Compute the optimal encoding for categorical functional data using an extension of the multiple correspondence analysis to a stochastic process.

### Usage

compute_optimal_encoding(
data,
basisobj,
computeCI = TRUE,
nBootstrap = 50,
propBootstrap = 1,
nCores = max(1, ceiling(detectCores()/2)),
verbose = TRUE,
...
)

### Arguments

 data data.frame containing id, id of the trajectory, time, time at which a change occurs and state, associated state. All individuals must begin at the same time T0 and end at the same time Tmax (use cut_data). basisobj basis created using the fda package (cf. create.basis). computeCI if TRUE, perform a bootstrap to estimate the variance of encoding's coefficients nBootstrap number of bootstrap samples propBootstrap size of bootstrap samples relative to the number of individuals: propBootstrap * number of individuals nCores number of cores used for parallelization. Default is the half of cores. verbose if TRUE print some information ... parameters for integrate function (see details).

### Details

See the vignette for the mathematical background: RShowDoc("cfda", package = "cfda")

Extra parameters (...) for the integrate function can be:

• subdivisions the maximum number of subintervals.

• rel.tol relative accuracy requested.

• abs.tol absolute accuracy requested.

### Value

A list containing:

• eigenvalues eigenvalues

• alpha optimal encoding coefficients associated with each eigenvectors

• pc principal components

• F matrix containing the F_{(x,i)(y,j)}

• V matrix containing the V_{(x,i)}

• G covariance matrix of V

• basisobj basisobj input parameter

• pt output of estimate_pt function

• bootstrap Only if computeCI = TRUE. Output of every bootstrap run

• varAlpha Only if computeCI = TRUE. Variance of alpha parameters

• runTime Total elapsed time

### Author(s)

Cristian Preda, Quentin Grimonprez

### References

• Deville J.C. (1982) Analyse de données chronologiques qualitatives : comment analyser des calendriers ?, Annales de l'INSEE, No 45, p. 45-104.
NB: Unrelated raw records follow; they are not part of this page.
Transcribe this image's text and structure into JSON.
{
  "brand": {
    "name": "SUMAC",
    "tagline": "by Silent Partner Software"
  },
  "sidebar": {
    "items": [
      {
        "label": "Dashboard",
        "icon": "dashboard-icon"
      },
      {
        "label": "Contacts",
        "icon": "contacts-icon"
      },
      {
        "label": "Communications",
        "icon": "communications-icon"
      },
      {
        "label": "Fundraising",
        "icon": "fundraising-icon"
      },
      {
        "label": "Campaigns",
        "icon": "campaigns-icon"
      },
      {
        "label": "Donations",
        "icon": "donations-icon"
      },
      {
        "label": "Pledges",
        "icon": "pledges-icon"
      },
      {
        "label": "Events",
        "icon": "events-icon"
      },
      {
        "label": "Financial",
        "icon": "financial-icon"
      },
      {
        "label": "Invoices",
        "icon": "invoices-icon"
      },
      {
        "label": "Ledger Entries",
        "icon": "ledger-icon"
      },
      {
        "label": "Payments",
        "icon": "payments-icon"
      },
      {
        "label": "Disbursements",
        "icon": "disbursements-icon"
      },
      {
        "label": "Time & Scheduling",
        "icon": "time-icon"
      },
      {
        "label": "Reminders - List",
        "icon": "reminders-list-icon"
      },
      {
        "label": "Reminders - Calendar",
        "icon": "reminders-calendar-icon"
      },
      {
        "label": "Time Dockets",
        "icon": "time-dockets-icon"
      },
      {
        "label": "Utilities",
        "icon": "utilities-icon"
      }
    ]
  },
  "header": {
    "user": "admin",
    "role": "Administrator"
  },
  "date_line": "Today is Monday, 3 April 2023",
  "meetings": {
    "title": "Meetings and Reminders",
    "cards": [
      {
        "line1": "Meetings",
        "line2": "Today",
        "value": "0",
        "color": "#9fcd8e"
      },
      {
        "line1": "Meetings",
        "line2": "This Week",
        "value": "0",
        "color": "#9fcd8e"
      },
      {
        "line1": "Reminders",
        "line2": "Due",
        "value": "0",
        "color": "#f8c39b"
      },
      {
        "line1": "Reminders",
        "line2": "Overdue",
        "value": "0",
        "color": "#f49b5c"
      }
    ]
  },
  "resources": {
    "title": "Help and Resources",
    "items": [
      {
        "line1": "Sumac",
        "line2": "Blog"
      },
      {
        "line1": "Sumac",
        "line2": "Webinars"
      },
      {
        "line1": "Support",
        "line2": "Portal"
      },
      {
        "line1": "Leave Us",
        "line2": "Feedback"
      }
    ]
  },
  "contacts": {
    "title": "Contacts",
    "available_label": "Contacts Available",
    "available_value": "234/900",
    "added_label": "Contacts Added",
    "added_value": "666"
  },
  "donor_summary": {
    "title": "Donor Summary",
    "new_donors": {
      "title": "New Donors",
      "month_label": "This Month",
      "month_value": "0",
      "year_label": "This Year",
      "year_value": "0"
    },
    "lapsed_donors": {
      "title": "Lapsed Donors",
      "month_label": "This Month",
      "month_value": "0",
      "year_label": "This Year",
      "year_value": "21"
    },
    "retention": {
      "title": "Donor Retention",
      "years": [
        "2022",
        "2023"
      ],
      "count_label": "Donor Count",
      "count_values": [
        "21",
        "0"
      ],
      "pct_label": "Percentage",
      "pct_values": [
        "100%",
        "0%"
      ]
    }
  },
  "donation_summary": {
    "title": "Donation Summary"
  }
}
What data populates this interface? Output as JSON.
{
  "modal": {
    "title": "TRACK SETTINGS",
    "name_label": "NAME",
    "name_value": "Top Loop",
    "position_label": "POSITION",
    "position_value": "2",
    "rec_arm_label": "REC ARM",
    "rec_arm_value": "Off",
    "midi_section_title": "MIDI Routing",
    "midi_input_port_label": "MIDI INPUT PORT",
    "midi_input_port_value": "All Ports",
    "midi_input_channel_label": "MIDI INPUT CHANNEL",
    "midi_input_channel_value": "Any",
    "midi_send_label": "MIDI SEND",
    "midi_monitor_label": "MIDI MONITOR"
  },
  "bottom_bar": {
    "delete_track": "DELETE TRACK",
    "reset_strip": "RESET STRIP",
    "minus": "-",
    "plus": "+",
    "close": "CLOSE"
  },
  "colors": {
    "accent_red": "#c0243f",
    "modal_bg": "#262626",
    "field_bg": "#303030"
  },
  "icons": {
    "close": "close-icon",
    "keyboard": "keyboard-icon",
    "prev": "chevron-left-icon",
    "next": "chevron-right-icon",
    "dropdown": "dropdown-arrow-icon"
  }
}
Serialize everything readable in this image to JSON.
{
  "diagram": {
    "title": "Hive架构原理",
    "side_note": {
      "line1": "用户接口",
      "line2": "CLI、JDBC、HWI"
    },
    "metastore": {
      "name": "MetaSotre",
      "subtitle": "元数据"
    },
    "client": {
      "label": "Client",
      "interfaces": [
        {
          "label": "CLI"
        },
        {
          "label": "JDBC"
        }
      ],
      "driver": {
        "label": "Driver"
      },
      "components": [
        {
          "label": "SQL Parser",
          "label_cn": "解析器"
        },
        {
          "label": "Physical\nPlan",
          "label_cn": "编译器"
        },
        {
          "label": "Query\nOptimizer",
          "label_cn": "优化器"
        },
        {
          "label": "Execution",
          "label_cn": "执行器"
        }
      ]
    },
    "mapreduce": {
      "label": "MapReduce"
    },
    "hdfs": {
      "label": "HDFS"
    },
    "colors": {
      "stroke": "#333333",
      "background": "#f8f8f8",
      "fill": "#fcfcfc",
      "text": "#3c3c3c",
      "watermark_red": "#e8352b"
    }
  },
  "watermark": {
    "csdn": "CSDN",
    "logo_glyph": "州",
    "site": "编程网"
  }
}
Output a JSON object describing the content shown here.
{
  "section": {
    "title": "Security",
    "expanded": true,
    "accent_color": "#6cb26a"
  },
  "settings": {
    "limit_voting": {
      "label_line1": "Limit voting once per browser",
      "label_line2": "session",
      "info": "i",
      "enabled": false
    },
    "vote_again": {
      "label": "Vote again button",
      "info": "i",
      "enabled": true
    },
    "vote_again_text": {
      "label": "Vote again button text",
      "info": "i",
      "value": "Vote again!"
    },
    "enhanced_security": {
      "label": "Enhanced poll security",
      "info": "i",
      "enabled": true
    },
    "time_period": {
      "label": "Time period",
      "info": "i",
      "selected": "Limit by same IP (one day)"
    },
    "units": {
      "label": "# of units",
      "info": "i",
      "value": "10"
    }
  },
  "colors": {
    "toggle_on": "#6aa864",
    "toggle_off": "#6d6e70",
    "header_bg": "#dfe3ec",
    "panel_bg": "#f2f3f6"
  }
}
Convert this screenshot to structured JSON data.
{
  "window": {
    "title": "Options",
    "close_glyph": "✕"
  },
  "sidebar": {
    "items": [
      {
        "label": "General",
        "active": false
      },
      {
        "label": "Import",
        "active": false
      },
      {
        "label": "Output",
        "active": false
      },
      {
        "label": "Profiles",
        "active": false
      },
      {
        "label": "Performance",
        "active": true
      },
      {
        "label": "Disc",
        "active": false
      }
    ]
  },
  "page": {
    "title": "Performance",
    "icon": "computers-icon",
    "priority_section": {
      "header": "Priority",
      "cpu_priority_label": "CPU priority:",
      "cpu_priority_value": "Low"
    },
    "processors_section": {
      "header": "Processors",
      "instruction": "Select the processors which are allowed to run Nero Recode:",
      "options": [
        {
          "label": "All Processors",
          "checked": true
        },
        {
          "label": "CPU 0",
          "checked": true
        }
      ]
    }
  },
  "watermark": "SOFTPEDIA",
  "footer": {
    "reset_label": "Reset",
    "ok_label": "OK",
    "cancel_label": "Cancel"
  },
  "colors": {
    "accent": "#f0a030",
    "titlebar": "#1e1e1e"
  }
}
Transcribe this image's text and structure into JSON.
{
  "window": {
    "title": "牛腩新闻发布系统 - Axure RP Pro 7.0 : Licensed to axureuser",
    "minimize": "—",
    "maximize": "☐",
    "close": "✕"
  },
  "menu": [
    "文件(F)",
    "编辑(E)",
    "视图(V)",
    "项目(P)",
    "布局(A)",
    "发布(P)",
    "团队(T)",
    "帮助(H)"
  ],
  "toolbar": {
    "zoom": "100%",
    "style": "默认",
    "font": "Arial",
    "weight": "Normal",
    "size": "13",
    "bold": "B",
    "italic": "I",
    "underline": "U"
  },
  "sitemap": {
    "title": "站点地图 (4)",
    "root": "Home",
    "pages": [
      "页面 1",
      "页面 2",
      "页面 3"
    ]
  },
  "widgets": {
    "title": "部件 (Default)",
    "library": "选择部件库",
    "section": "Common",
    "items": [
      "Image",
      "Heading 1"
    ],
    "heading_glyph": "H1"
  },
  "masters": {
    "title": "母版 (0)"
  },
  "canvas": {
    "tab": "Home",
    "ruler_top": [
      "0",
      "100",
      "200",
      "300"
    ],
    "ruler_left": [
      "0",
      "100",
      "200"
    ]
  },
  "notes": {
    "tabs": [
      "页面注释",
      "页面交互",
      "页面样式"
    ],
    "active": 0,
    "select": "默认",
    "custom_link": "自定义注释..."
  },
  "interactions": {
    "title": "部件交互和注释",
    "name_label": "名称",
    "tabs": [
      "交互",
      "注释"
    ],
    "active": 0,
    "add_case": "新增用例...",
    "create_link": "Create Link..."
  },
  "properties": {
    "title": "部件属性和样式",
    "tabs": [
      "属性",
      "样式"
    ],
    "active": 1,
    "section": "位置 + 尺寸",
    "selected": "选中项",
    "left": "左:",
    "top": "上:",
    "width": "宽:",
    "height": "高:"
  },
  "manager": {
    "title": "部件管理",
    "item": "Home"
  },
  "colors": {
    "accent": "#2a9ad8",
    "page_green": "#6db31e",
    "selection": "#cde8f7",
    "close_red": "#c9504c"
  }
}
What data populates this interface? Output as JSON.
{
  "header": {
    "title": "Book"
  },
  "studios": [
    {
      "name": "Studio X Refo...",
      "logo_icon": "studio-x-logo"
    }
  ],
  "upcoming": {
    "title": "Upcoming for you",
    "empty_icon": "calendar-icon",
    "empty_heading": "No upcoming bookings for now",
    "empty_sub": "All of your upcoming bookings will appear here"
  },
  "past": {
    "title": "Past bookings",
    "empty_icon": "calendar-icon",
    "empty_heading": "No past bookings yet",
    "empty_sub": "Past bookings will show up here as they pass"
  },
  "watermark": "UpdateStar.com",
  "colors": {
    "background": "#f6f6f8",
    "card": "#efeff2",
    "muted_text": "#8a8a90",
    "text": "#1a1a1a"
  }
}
• Deville J.C. et Saporta G. (1980) Analyse harmonique qualitative, DIDAY et al. (editors), Data Analysis and Informatics, North Holland, p. 375-389.

• Saporta G. (1981) Méthodes exploratoires d'analyse de données temporelles, Cahiers du B.U.R.O, Université Pierre et Marie Curie, 37-38, Paris.

### Examples

# Simulate the Jukes-Cantor model of nucleotide replacement
K <- 4
Tmax <- 5
PJK <- matrix(1/3, nrow = K, ncol = K) - diag(rep(1/3, K))
lambda_PJK <- c(1, 1, 1, 1)
d_JK <- generate_Markov(n = 10, K = K, P = PJK, lambda = lambda_PJK, Tmax = Tmax,
labels = c("A", "C", "G", "T"))
d_JK2 <- cut_data(d_JK, Tmax)

# create basis object
m <- 5
b <- create.bspline.basis(c(0, Tmax), nbasis = m, norder = 4)

# compute encoding
encoding <- compute_optimal_encoding(d_JK2, b, computeCI = FALSE, nCores = 1)
summary(encoding)

# plot the optimal encoding
plot(encoding)

# plot the two first components
plotComponent(encoding, comp = c(1, 2))

# extract the optimal encoding
get_encoding(encoding, harm = 1)